# Can't change email adress?



## Bago47 (Nov 27, 2011)

Just a question to mods/admins: why can't I change my email adress to [email protected]? At first (last year) I even tried to register with gmail.com on this website but it didn't work so I had to open new email adress at live.com ....

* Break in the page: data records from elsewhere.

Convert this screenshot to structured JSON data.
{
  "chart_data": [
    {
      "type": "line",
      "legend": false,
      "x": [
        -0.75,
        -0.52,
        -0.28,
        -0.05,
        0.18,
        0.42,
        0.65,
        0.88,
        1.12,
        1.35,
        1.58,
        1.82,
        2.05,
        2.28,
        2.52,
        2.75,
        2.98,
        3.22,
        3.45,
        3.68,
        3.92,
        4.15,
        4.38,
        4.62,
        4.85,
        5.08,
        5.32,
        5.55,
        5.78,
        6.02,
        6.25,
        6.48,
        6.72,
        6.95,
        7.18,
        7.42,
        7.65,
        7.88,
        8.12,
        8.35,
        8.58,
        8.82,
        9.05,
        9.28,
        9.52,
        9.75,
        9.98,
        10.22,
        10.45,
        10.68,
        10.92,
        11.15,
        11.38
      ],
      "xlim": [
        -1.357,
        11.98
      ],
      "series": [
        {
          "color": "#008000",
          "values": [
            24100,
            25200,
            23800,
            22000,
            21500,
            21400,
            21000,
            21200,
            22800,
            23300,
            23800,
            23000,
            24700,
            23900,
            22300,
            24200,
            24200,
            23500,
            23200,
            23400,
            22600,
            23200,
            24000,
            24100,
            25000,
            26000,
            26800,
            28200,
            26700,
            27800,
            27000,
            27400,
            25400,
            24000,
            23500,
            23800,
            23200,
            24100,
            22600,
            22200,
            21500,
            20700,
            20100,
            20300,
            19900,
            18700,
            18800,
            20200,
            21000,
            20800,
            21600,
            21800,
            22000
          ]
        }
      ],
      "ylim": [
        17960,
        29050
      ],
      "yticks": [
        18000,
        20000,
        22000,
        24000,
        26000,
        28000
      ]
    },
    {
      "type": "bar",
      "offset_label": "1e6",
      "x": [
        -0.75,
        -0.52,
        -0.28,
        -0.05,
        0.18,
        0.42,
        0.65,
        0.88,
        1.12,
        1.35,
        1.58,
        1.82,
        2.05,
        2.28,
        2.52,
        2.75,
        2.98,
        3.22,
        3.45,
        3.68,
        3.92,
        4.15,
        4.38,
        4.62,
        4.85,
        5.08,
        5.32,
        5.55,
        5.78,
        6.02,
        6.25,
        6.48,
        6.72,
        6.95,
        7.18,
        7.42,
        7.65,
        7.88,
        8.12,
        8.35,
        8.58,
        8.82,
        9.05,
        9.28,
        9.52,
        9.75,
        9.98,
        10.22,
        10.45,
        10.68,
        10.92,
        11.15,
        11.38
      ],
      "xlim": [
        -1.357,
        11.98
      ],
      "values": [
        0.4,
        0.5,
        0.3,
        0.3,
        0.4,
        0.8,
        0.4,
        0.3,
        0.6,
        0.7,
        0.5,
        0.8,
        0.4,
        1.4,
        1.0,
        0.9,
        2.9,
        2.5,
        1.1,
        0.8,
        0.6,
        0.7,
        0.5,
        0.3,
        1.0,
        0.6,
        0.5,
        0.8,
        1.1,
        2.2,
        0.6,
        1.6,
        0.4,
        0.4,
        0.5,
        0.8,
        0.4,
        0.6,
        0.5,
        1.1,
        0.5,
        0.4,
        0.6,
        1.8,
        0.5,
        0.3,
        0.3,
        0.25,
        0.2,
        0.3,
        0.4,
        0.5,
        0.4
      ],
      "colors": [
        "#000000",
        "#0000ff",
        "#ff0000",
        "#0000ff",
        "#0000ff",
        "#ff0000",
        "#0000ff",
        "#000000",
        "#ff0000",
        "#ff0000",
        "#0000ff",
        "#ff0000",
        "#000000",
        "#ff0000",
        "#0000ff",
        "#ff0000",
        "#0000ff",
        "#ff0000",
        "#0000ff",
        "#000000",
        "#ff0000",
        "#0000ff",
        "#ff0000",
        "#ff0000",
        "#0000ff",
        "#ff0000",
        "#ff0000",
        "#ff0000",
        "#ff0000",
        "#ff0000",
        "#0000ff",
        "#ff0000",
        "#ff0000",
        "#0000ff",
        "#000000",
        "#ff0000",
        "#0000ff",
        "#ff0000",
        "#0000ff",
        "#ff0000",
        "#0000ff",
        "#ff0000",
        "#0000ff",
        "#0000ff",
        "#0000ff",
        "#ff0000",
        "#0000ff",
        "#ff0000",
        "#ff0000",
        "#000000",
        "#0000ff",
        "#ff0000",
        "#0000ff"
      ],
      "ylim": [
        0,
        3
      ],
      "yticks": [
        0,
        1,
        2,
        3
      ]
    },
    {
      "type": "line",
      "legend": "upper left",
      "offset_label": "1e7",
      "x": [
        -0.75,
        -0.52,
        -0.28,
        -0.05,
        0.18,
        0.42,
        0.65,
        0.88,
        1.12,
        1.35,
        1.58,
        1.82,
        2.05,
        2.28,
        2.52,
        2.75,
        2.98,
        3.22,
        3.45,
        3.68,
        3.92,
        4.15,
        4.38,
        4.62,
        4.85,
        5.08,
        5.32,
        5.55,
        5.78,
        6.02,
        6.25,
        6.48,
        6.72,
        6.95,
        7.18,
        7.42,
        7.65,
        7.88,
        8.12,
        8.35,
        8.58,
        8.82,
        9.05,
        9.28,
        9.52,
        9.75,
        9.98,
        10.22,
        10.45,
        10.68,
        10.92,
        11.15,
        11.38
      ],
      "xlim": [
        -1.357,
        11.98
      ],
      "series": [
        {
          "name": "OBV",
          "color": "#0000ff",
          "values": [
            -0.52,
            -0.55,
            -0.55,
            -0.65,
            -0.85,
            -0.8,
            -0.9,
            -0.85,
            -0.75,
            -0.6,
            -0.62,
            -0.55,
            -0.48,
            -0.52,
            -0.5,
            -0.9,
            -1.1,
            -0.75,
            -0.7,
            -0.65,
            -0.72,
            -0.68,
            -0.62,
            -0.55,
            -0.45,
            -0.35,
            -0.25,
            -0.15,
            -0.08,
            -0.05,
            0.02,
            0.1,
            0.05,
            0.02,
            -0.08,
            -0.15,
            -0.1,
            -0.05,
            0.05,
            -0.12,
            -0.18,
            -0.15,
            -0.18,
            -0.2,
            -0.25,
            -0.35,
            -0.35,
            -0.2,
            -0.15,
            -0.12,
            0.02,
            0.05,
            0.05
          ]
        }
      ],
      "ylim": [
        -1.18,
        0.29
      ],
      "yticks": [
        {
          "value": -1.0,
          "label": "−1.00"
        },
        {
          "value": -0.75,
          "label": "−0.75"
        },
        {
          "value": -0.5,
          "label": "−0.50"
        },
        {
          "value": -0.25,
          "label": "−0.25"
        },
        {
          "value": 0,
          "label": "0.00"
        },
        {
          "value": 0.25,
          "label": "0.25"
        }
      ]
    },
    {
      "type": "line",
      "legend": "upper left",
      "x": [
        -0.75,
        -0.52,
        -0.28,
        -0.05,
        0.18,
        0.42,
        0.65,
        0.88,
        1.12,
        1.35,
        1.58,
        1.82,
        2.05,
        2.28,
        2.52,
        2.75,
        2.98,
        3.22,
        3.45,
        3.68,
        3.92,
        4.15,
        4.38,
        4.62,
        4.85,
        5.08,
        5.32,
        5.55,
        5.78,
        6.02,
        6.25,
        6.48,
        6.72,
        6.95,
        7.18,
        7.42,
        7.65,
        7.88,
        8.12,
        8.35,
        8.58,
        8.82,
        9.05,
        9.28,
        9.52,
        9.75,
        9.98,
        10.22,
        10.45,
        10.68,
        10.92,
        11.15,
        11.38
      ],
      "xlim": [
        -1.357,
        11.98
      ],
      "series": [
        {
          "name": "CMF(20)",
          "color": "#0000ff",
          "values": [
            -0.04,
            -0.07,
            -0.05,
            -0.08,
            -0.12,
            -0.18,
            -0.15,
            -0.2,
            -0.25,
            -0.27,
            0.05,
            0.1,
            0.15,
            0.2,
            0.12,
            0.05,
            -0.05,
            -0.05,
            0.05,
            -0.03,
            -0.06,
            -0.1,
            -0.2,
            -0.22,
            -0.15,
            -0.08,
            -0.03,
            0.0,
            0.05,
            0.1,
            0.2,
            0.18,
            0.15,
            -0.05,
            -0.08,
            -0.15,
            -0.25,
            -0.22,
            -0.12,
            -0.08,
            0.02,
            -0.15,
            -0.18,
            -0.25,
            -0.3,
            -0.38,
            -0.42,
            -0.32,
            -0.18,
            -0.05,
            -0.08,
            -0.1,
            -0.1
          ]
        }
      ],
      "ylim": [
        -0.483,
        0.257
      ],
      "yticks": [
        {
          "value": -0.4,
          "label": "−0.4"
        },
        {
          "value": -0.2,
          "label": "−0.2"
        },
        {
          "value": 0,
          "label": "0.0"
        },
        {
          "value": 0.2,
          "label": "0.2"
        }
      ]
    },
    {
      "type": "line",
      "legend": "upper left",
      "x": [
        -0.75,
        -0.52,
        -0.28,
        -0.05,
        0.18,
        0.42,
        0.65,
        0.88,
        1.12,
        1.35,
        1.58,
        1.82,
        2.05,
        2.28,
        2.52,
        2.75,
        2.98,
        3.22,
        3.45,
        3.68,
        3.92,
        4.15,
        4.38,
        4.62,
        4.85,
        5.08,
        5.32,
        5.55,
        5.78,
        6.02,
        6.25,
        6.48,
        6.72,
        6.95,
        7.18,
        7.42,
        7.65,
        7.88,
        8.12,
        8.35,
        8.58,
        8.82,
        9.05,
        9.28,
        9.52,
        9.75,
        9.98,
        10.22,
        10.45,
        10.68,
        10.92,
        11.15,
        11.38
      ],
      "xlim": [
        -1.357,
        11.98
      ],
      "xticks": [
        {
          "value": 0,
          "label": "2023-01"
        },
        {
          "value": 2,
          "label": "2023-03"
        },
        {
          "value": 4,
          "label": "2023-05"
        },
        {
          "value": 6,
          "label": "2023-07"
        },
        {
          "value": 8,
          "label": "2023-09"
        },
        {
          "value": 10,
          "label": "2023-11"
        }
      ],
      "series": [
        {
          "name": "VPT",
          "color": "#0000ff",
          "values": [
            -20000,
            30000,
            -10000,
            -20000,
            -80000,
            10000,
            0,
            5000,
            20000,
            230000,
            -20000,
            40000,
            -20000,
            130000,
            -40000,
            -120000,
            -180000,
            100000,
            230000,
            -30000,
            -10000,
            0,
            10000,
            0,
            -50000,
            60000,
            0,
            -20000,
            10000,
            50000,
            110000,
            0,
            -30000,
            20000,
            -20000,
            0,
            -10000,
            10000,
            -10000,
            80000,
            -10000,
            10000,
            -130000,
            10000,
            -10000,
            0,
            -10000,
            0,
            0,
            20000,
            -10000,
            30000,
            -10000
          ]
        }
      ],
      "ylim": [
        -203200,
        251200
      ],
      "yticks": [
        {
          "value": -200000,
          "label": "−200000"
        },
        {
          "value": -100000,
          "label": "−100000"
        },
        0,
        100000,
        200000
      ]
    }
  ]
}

When I try to change email adress it says: "The e-mail address you entered is not allowed to be used." .


----------



## Ikon66 (Sep 12, 2003)

Gmail is blocked as its the chosen address for spammers


----------



## Hoggy (May 8, 2002)

Hi Bago, Gmail addresses can be a source of Spam & are not allowed unless you request Admin to change it & they agree.
Hoggy.


----------



## Bago47 (Nov 27, 2011)

Hoggy said:


> Hi Bago, Gmail addresses can be a source of Spam & are not allowed unless you request Admin to change it & they agree.
> Hoggy.


Do I have to ask admin or mod? How do I contact an Admin?


----------



## Hoggy (May 8, 2002)

Hi Bago, JOHN-H is the best to contact. If not john will forward to the correct Admin.
memberlist.php?mode=viewprofile&u=7067..
Hoggy.


----------



## Bago47 (Nov 27, 2011)

Thanks.


----------